Whenever the subject of Janeway's loneliness comes up, the issue of her
relationship with her first officer is rarely far behind. Though both
Mulgrew and the producers have said repeatedly that they think it would be
inappropriate for Janeway and Chakotay to have a love affair, the pairing
is extremely popular with fans, who flooded Voyager's online site with
complaints about the poorly-rated Chakotay romance "Unforgettable" last
season, and who voted in a UPN poll for Mulgrew and Robert Beltran as the
couple they would most like to see together on Love Boat: The Next Wave. 

"I have begged that Chakotay and Janeway have a deep and intense
relationship, and I have been assured that that will be developed - that
means a friendship, I'm not going to sleep with him," Mulgrew reiterated,
her voice resonating in command mode. "It's too late now;  if it would
have happened, it would have happened before."  The producers ducked a
chance to address this issue directly in last season's episode "Hunters,"
during the course of which Janeway discovered that her fiance Mark Johnson
had married someone else ... though as Chakotay pointed out to her at the
end of that episode, she still has a lot of time to explore relationships
in the Delta Quadrant. 

Will that mean intimacy? "I think before we're finished it will,
certainly," said Mulgrew, who believes the series will be on the air for
three more years, running seven seasons as did The Next Generation and
Deep Space Nine. But she doesn't expect love with Chakotay to blossom
until the very end, if at all. "I want Chakotay as my confidant. That
means that we're going to cross over all kinds of lines together, in the
privacy of my quarters or his. Things will be said between us that nobody
else on the crew will know about. We're going to have secrets, like good
friends do - they don't talk about their relationship to their
acquaintances. That's what we're going to have." 

Though Janeway is in large part the creation of producer Taylor - sharing
her home state of Indiana, her tennis skills, and her affection for gothic
romances - the actress who has portrayed her for the past four years often
speaks about the character in the first person. In Taylor's new novel
Pathways, which traces the backstories of Voyager's senior officers much
as her earlier Mosaic explained Janeway's history, the writer suggests
that Chakotay is in love with Janeway - as have several episodes, notably
"Resolutions," "Coda," and "The Q and the Gray." 

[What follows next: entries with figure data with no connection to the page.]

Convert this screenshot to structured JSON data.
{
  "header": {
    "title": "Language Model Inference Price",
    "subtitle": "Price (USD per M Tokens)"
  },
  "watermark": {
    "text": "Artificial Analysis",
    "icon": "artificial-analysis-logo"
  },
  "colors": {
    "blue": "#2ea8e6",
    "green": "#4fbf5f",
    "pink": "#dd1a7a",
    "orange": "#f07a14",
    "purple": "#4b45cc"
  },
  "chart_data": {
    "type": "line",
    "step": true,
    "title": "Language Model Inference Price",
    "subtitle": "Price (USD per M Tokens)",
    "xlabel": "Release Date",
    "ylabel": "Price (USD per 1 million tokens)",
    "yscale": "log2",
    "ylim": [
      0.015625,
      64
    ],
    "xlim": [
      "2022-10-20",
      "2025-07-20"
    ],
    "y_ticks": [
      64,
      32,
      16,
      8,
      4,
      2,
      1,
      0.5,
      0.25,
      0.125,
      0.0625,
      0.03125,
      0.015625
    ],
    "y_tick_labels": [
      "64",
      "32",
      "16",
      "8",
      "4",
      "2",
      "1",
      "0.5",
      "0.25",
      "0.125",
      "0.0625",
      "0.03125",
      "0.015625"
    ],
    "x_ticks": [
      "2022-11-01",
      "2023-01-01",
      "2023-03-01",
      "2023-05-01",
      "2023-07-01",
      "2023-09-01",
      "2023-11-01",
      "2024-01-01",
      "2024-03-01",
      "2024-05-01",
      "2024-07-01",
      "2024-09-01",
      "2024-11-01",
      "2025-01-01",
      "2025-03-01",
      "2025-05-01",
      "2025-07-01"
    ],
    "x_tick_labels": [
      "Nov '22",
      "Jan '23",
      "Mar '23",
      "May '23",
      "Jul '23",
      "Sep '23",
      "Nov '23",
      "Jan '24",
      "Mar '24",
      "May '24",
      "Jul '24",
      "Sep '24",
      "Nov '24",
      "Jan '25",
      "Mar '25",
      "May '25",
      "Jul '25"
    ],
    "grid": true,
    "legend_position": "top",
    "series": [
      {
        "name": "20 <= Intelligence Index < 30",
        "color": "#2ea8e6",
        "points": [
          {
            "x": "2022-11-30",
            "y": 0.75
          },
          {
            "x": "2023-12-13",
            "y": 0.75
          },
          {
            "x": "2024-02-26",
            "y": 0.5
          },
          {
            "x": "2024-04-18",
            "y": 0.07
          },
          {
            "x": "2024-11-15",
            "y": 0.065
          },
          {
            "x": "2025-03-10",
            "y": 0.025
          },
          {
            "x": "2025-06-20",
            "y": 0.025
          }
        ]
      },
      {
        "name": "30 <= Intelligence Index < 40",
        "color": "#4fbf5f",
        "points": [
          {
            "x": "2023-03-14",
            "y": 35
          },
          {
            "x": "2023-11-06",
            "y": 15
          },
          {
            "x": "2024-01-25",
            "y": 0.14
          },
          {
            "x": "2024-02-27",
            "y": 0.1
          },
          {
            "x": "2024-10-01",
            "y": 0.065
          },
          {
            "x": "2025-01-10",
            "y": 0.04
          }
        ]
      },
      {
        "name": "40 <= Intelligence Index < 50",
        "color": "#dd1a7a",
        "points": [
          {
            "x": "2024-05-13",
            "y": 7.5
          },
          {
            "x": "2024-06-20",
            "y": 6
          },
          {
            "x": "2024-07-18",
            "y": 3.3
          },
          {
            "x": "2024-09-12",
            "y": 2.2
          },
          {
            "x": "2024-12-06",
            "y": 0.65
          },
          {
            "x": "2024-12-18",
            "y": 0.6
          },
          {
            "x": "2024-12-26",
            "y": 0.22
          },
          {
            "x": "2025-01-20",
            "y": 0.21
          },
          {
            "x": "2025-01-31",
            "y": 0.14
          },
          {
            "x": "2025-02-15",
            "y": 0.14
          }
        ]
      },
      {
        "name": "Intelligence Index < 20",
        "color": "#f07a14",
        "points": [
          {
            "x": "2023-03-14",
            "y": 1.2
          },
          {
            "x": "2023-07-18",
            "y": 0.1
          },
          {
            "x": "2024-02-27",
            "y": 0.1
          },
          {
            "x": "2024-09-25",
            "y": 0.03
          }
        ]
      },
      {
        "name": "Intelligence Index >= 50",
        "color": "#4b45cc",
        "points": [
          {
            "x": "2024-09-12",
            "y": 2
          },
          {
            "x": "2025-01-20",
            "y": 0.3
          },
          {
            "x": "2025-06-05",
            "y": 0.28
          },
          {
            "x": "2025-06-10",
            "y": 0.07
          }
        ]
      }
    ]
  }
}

"Brannon has always been one to say that he's not big on romance, it's not
his strong suit, so I'm not holding out for that," Mulgrew admitted. "I
told him, give us time. I think that on any episodic show, they want what
jumps out at the camera. Robert Beltran's sexuality jumps out, so they're
going to use it, and I don't blame them - just like my strength jumps out.
I can't be a sexpot on the show, but I have fought for four years to find
some way to make this relationship work." 

Right now, Mulgrew's focus is less on the erotic tension between Janeway
and Chakotay than the long-postponed Starfleet-Maquis tension.  "If we're
talking about the possibility of getting home, what does that do to
B'Elanna and Chakotay? It's very frightening, and extremely provocative,"
she pointed out. "The Maquis have to settle something with the Federation.
What happens as we approach the Alpha Quadrant?  What does Janeway do, how
does she react? It could be wonderful."